Mrs. Carruthers nodded airily. 'How do you know? you never can be certain, can you? which is before and which is behind in a circle! It all depends on where you are.'

With which piece of wisdom, the last Paris frock but one trailed off into the drawing-room, and deposited itself comfortably and becomingly by the side of a dowdy black one, for the sake of contrast and monopoly, by-and-by, when the men should return to their allegiance.

They lingered over their wine, however, that evening. So long that Grace Arbuthnot grew pale over the strain of waiting to know what that electric bell had meant. She was given to worrying herself quite needlessly. Lesley under similar conditions would have taken the situation in more manly fashion, but then she was far more assured of her position, curiously enough, than Grace Arbuthnot was of hers. For the simple reason that the latter had won it, in her generation, by her personal and exceptional capability, while Lesley took hers by right of the ordinary woman's new claim to be heard as well as seen.

And then Grace Arbuthnot was at another disadvantage. Her sentiment was a heavier weight to carry than Lesley's lack of it; and Jack Raymond's words had set her nerves jarring. So, at last, on the mother's excuse of going to see if Jerry were comfortably asleep, she left the drawing-room, and on her way upstairs, paused to listen at the dining-room door. As she stood there in her diamonds, her sea-green garments, trying to catch anything definite in the muffled voices within, she felt a sudden vast impatience at her sex; felt, as Lesley would not have felt, that it was a disadvantage. For the old revolt of womanhood used to be against nature; now it is against the custom which shackles nature.

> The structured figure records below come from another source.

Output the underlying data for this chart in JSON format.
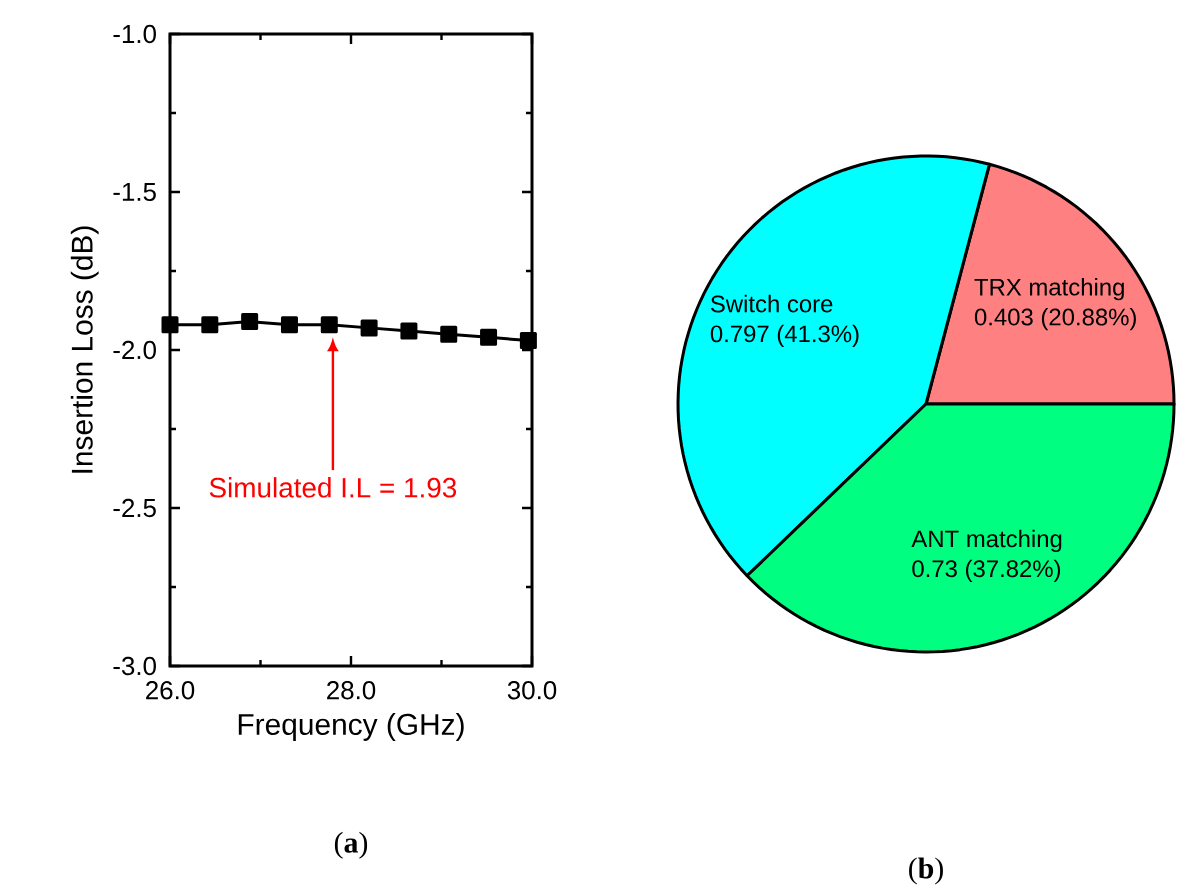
{
  "chart_data": [
    {
      "type": "line",
      "title": "(**a**)",
      "xlabel": "Frequency (GHz)",
      "ylabel": "Insertion Loss (dB)",
      "x": [
        26.0,
        26.44,
        26.88,
        27.32,
        27.76,
        28.2,
        28.64,
        29.08,
        29.52,
        29.96
      ],
      "series": [
        {
          "color": "#000000",
          "values": [
            -1.92,
            -1.92,
            -1.91,
            -1.92,
            -1.92,
            -1.93,
            -1.94,
            -1.95,
            -1.96,
            -1.97
          ]
        }
      ],
      "xlim": [
        26.0,
        30.0
      ],
      "ylim": [
        -3.0,
        -1.0
      ],
      "xticks": [
        {
          "value": 26,
          "label": "26.0"
        },
        {
          "value": 28,
          "label": "28.0"
        },
        {
          "value": 30,
          "label": "30.0"
        }
      ],
      "yticks": [
        {
          "value": -3,
          "label": "-3.0"
        },
        {
          "value": -2.5,
          "label": "-2.5"
        },
        {
          "value": -2,
          "label": "-2.0"
        },
        {
          "value": -1.5,
          "label": "-1.5"
        },
        {
          "value": -1,
          "label": "-1.0"
        }
      ],
      "marker": "square",
      "line_style": "solid",
      "annotations": [
        "Simulated I.L = 1.93"
      ]
    },
    {
      "type": "pie",
      "title": "(**b**)",
      "categories": [
        "TRX matching",
        "Switch core",
        "ANT matching"
      ],
      "values": [
        0.403,
        0.797,
        0.73
      ],
      "colors": [
        "#ff8080",
        "#00ffff",
        "#00ff80"
      ],
      "value_labels": [
        "0.403 (20.88%)",
        "0.797 (41.3%)",
        "0.73 (37.82%)"
      ]
    }
  ]
}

As she passed on up the wide stairs, the strange silence and solitude of an Indian house in which all service comes from outside, lay about her; but in Jerry's room the open window let in a sound. The most restless sound in the world, the rhythmic yet hurried beat of the little hour-glass drum used by the natives in their amusements. Rhythmic yet hurried, like the quickened throb of a heart. It came faintly, indefinitely, from the distance and darkness of the city; but Grace had been too long in India not to be able to picture for herself the environment whence it rose. She could see the murk of smoke and shadow, the light of flicker and flare on the circling faces round the shrilling voice or posturing figure of a woman. Was it a wedding? Or was it--the other thing? It might be either; for that intermittent noise of fireworks, which echoed at intervals like the report of guns, belonged to both.

This time it was a fear of her own self that came to Grace Arbuthnot as she listened--a fear of her own sex--a fear of the hundreds of thousands of hearts beating away in the darkness around her; beating perhaps in rhythm to that restless sound.

And so little might bring the restlessness to a heart! Her own gave quick assent as she looked down on the sleeping childish face, seen dimly by the rushlight set on the floor beside the muffled, sleeping figure of the child's bearer.

For the sight brought back, in a second, that other sleeping face she had seen a few days before. Not that the two were outwardly alike; the likeness lay within. She took a step nearer, and then stood looking curiously, almost fearfully, at the child she had borne. She was one of the ninety and nine out of every hundred good women who pass through wifehood and motherhood thinking it their duty to ignore its problems--the problems which only good women can solve--and so it gave her a certain shock to realise that she had passed on that old love of hers to this child of another man. Yet, when one came to think of it, what else was heredity--if there was such a thing in the mind--but the passing on of one's admirations, one's ideals? The passing on from generation to generation of one's own affinity for good or evil; the slow evolution of the spirit of a race.

The spirit of a race! She stooped suddenly and kissed the little sleeping face. And the kiss had in it the thought of another sleeping face, and an almost fierce pride of possession. But the child's face frowned, and a little white nightgowned arm curved itself to shield the cheek from further caresses.

'Don't bov'ver, mum; I'm all 'wight,' came a sleepy protest.